Co-Authored-By: Claude Opus 4.8 <noreply@anthropic.com>
hqt — HQ Terminal
A TUI for orchestrating AI coding harness sessions (Claude Code, Kiro, Aider, etc.) via tmux. Manage multiple AI sessions across projects from a single terminal interface.
Quick Start
uv pip install -e .
hqt
Commands
| Command | Description |
|---|---|
hqt |
Launch the TUI (inside tmux) |
hqt doctor |
Check system requirements |
hqt list |
List projects and sessions |
Key Bindings
| Key | Action |
|---|---|
q |
Quit |
n |
New session |
a |
Add project |
e |
Edit project |
Tab |
Switch panel |
d |
Delete session |
Enter |
Attach to session (auto-resumes if not running) |
r |
Rename session |
s |
Stop session |
h / l |
Focus the Projects / Sessions column |
x |
Archive selected session (instant; keeps the row, kills the window) |
A |
Toggle the Sessions column between active and archived |
u |
Restore (unarchive) the selected session — archived view only |
tmux configuration
hqt runs inside tmux and tags each harness window with an @hqt_label user
option automatically — it never edits your ~/.tmux.conf. The TUI itself
needs no tmux config to run. The bindings below are opt-in: add the ones you
want to your own ~/.tmux.conf (-n = no prefix key).
Tool palette — Alt+p (required for the palette feature)
Pops an fzf palette for the current session's project (nvim / lazygit / shell /
clone / reset-windows) from inside a harness window. Requires hqt on your
PATH (see Quick Start) and fzf. run-shell expands #{window_name} to a
concrete window name before hqt builds its display-popup:
bind -n M-p run-shell -b "hqt palette '#{window_name}'"
If you run hqt from a checkout instead of installing it, point uv run at the
repo so the virtualenv self-heals when deps change:
bind -n M-p run-shell -b "uv run --project /path/to/hq-term hqt palette '#{window_name}'"
Session switcher — Alt+o (optional)
Pops an fzf switcher over whatever you're doing (works inside a harness too).
Rows are built from the @hqt_label hqt sets; cut takes the leading window
index and select-window jumps to it:
bind -n M-o display-popup -E -w 50% -h 40% -T ' switch session ' \
"tmux list-windows -F '#{window_index} #{?@hqt_label,#{@hqt_label},#{window_name}}' \
| fzf --reverse --no-info --prompt='session ' \
| cut -d' ' -f1 \
| xargs -r tmux select-window -t"
Scrollback passthrough — PageUp (optional)

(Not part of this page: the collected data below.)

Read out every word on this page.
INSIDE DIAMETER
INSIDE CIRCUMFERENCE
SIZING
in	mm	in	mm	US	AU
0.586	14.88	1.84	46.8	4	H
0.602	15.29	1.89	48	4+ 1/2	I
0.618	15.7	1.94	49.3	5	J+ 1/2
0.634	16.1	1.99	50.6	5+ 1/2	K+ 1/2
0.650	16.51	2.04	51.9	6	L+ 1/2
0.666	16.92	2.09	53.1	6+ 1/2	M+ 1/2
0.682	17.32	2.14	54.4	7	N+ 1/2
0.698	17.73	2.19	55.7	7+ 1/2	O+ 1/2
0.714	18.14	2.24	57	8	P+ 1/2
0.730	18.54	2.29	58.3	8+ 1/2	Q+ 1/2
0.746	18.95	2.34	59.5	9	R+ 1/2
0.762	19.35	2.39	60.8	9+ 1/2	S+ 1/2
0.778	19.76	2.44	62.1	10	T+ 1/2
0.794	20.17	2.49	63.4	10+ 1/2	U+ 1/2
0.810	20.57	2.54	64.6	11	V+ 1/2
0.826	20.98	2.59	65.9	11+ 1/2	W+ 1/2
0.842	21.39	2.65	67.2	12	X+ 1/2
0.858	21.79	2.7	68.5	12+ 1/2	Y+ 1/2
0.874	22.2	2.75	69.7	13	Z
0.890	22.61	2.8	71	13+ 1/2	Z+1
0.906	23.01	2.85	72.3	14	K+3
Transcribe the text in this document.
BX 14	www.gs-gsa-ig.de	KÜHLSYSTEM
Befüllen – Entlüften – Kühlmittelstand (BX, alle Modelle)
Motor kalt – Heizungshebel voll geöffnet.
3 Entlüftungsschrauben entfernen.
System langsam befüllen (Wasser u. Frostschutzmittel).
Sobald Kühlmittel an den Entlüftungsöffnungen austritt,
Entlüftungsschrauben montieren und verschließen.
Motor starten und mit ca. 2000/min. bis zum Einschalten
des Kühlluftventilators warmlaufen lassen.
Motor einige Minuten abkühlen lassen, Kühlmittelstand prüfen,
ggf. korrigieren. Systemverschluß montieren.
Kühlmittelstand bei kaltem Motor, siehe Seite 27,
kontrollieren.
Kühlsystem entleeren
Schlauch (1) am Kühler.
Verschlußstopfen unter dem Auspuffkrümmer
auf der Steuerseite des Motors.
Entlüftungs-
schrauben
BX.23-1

The TUI uses tmux's alternate screen. This sends PageUp straight through to
full-screen apps (the TUI) while still entering copy-mode scrollback in normal
panes:
bind -n PageUp if-shell -F '#{alternate_on}' 'send-keys PageUp' 'copy-mode -eu'
After editing ~/.tmux.conf, reload it with tmux source-file ~/.tmux.conf
(or restart the server).
Worktree-isolated sessions
The New Session dialog (n) has an Isolate in worktree checkbox. When the
selected project is a git repository, checking it runs the session in a
dedicated git worktree instead of the
project root, so concurrent sessions don't step on each other's working tree.
- The worktree lives at
<project>/.worktrees/<branch>and is automatically added to the repo's.git/info/excludeso it never shows up as untracked. - The branch is created off the current
HEAD. If you leave the branch field blank it defaults to a slugified form of the session nickname. - For non-git projects the checkbox is disabled.
Deleting a worktree session (d) opens a confirmation dialog with an Also
remove worktree option. As a safety check, if the worktree has uncommitted
changes or unmerged commits a warning is shown and the removal box is left
unchecked — checking it then forces removal and discards that work.
Known limitation: submodules are not initialized in freshly created worktrees;
run git submodule update --init inside the worktree if your project needs them.
Architecture
hqt uses a layered architecture: a Click CLI bootstraps into a Textual TUI, which drives service classes (ProjectService, SessionService) backed by SQLite via SQLAlchemy. Sessions are spawned as tmux windows through TmuxManager, with harness-specific configuration provided by pluggable HarnessConfigurator implementations discovered at runtime.